Hemsley Winfield choreographed and performed dances for plays that he directed or acted in prior to establishing his modern dance company. His first play was Congo on October 24, 1927, where he directed the Sekondi Players. On April 9, 1928, he danced the lead role in Salome when his lead actress was ill. He also choreographed and danced a cake walk in e. e. cummings play Him in April 1928. Winfield choreographed dances for two of his mother’s plays, Wade in de Water (1929) and De Promis’ Lan’ (1930), performed at Carnegie Hall.

Winfield debuted his company, the Bronze Ballet Plastique, in Yonkers when they performed for the Colored Citizens Unemployment Relief Committee on March 6, 1931. On April 29, he changed the name of the company to the New Negro Art Theatre Dance Group. That performance was billed as the first Negro dance recital in America.

Bronze Ballet Plastique
Unknown Performance

Winfield choreographed and danced in the Negro revue Fast and Furious in 1931. The following year, he and his dance company performed a concert in Roerich Hall in New York City and a tribute performance to Abraham Lincoln at the Roxy Theater with the Hall Johnson Choir and the Roxyettes, the forerunner to the Rockettes. In 1932, he danced Gamobi as a prologue to the film Wonders of the Congo.

In December 1932, Winfield and his dancers performed two pieces in a benefit dance concert at the Mecca Temple Theater, now the New York City Center. That concert had over 50 dance companies and individuals representing all styles of dance. He was also the first to choreograph dances to jazz music by Duke Ellington.

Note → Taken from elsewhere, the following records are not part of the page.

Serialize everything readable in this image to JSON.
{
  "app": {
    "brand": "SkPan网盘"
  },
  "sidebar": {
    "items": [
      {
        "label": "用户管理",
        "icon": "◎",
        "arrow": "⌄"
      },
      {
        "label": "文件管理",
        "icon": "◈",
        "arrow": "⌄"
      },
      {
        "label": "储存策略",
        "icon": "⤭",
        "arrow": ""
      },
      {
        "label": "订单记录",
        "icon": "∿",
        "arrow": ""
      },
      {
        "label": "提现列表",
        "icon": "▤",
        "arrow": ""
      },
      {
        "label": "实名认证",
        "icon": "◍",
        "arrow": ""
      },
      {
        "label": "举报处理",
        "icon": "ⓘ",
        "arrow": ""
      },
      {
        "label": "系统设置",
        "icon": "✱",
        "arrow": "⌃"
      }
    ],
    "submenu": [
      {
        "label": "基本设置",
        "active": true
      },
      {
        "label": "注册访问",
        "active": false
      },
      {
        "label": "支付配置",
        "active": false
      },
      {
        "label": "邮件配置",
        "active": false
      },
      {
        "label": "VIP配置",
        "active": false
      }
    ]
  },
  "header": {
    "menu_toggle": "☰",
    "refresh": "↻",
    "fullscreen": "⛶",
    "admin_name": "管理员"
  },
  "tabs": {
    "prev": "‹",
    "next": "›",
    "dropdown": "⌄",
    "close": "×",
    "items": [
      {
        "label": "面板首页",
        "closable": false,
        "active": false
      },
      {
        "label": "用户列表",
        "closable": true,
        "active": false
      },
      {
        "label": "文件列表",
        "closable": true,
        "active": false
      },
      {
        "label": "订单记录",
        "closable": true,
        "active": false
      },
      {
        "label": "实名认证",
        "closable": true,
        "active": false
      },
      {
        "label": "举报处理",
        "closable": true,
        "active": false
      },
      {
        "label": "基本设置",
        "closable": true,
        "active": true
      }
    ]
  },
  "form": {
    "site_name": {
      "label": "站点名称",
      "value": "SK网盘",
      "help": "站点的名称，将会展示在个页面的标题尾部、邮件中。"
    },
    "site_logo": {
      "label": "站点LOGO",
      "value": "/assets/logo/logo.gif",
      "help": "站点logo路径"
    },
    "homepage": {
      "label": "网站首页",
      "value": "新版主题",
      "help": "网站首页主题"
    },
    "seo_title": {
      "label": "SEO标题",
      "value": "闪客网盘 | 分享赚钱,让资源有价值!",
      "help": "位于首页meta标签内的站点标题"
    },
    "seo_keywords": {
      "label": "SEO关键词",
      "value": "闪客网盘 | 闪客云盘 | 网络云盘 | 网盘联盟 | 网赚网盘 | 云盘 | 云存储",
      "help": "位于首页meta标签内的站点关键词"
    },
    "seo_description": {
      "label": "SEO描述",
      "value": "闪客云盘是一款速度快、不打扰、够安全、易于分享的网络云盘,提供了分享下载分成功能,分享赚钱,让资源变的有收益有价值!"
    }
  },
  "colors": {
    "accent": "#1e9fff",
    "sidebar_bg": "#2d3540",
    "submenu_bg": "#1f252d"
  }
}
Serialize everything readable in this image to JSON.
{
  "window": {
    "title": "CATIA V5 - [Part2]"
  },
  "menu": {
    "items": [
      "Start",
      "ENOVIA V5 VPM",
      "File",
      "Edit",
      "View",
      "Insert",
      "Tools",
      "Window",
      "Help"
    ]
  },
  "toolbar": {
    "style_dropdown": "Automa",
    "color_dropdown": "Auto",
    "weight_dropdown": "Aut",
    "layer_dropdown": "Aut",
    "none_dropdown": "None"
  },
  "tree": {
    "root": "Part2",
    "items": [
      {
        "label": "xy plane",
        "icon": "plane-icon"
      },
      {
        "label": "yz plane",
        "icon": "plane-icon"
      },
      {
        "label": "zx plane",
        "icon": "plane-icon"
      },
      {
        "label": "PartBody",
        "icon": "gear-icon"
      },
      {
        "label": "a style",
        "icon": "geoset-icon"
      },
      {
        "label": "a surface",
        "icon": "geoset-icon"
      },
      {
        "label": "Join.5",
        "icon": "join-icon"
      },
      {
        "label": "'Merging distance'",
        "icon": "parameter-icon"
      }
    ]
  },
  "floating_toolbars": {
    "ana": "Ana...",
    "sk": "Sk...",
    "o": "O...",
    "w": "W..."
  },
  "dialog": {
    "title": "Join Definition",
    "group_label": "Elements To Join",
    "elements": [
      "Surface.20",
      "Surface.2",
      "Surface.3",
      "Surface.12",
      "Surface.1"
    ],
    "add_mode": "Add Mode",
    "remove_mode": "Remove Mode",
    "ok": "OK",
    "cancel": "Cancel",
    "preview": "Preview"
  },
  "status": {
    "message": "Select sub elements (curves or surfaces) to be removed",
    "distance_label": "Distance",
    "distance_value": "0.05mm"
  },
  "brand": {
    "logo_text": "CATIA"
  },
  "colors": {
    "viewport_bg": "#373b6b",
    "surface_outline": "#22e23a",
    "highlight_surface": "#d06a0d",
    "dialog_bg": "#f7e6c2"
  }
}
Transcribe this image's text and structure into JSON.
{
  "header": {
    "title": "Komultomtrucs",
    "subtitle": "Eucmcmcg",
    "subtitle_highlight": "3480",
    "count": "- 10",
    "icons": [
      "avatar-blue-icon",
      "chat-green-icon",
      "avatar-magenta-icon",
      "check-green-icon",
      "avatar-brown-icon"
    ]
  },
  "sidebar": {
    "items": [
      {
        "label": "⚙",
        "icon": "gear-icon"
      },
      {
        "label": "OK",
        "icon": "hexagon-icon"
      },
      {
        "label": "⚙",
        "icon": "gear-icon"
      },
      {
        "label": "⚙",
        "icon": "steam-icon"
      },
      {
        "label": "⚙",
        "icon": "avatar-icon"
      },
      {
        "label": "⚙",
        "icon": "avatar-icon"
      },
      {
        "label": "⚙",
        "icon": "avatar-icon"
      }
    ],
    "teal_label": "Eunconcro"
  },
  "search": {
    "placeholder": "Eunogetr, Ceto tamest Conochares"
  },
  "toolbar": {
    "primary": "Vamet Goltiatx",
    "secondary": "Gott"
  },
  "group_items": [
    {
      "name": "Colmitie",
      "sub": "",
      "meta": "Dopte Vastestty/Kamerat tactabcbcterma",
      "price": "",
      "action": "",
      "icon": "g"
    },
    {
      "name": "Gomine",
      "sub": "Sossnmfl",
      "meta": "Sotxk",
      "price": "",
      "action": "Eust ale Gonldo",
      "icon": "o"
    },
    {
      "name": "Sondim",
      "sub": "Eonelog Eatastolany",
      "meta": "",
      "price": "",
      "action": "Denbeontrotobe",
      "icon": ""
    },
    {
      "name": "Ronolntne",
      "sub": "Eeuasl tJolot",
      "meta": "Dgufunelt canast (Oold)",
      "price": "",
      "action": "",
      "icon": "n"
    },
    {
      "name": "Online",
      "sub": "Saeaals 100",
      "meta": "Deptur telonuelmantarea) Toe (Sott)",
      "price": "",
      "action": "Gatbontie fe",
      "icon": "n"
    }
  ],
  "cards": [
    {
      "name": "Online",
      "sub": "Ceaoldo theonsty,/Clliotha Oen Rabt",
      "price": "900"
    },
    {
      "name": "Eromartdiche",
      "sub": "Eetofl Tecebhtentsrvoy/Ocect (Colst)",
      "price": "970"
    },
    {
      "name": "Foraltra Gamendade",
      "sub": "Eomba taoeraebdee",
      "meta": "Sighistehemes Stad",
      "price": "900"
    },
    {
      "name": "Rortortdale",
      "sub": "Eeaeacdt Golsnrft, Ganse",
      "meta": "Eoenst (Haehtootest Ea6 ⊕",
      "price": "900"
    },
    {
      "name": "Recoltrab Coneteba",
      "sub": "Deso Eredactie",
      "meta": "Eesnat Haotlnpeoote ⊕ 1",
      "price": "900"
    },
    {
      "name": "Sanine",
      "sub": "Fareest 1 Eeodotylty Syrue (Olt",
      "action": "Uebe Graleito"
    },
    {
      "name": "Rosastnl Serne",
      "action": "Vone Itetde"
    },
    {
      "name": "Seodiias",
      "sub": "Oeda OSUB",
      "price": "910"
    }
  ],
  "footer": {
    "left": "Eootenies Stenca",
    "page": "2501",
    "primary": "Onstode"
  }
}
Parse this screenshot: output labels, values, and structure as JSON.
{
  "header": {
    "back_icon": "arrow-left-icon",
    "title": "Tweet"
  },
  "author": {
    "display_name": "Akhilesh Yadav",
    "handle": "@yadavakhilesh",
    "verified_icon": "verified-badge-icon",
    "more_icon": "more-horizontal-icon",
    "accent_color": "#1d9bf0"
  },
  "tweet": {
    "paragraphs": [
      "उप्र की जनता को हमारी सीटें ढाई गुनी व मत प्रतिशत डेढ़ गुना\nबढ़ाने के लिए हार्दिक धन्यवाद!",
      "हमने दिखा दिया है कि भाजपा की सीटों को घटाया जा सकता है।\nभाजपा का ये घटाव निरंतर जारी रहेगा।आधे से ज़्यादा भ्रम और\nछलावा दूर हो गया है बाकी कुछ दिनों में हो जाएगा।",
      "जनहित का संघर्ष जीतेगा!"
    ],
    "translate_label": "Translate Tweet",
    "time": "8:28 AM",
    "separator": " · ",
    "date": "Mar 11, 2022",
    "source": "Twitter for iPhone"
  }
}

During 1933, he gave performances and lectures, taught at his dance school, and danced the role of the Congo Witch Doctor in The Emperor Jones. Perhaps his biggest triumph was being the first African American to be contracted by the Metropolitan Opera in a major role, and his dance company was the first black company to perform at the Met.

Hemsley Winfield died of pneumonia on January 15, 1934 at the age of 26, in New York City. He never married.